The film is set in and around a virtual, hedonistic resort called Vice. Run by Julian Michaels (Bruce Willis), the pleasure sector is designed for people to play out their darkest desires with impunity (think a living, breathing Grand Theft Auto). Invariably this means raping, torturing, and/or murdering replicant barmaids and prostitutes.
Vice is so desperate to make a point about human nature and technology that it ties itself in knots over its own conceit. The line between reality and hedonistic entertainment becomes blurred. This is a common yet unsupported concern pushed to the extreme. In Vice, the actions of the male population are collectively sadistic, and acting upon these dark desires only enlivens them. So much so that users “become” psychopaths with unquenchable thirsts for real-life blood letting.
In one scene an engineer at the reprogramming centre gleefully explains to a colleague – in front of a fully aware, out-of-service replicant – that she’s experiencing the same day repeatedly. He excuses his sadistic joy because he’s about to wipe her memory. In the land of Vice, hedonism trumps utilitarian concerns because the writers struggle to produce a script that tackles non-human suffering or technological influence on human behaviour in an intelligible manner. Emotionally capable artificial beings are added to the pleasure/pain aggregate of humanity for the sole purpose of suffering; and psychopathy is apparently catching, regardless of what world – virtual or otherwise – the person inhabits.
After an attempt at profundity, the film settles into its skin: it’s a derivative film borrowing heavily from an assortment of superior sci-fi actioners. The now active replicant, Kelly (a perplexed Ambyr Childers), becomes self-aware and escapes Vice. The audience is treated to one heavily staged chase scene after another as Julian’s henchmen and a wise-cracking cop (Thomas Jane) track her down. Jane’s rogue cop character chews a toothpick, uttering the occasional platitude, sporadically reacting in sexist-comedic fashion to fake boobs in neon bars. He’s a staple of 80s sci-fi pulp and unintentionally comical.

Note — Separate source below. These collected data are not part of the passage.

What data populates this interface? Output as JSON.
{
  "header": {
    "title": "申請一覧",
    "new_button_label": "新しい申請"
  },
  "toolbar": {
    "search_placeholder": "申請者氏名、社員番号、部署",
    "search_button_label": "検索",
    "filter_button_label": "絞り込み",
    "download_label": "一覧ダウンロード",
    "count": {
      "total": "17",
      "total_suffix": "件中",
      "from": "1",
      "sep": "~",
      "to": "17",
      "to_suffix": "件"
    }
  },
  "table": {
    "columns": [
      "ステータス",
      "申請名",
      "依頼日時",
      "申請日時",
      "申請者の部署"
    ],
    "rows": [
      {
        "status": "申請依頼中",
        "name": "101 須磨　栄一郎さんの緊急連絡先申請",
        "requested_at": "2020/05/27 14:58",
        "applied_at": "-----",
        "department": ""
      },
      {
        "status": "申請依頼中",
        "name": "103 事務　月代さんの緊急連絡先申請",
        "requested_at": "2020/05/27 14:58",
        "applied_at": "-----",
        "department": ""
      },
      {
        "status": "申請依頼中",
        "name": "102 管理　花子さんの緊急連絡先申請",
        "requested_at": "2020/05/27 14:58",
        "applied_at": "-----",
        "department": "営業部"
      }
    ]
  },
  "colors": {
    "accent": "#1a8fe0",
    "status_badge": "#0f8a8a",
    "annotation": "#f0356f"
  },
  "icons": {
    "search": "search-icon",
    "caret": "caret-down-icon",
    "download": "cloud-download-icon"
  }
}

At the heart of Vice is Bruce Willis’ non-performance. Even in scenes pleading for a sense of urgency, Willis barely raises his voice above a whisper, which is cringe-inducing. The contrived mise-en-scene lays waste to any sense of a lived world, feeling more like a series of tawdry film sets. Ultimately, nothing works here, and the accumulation of pedestrian scripting and bad directorial decision leads to the resultant, half-baked Vice.
Mark Warburton
Vice does not yet have a UK release date.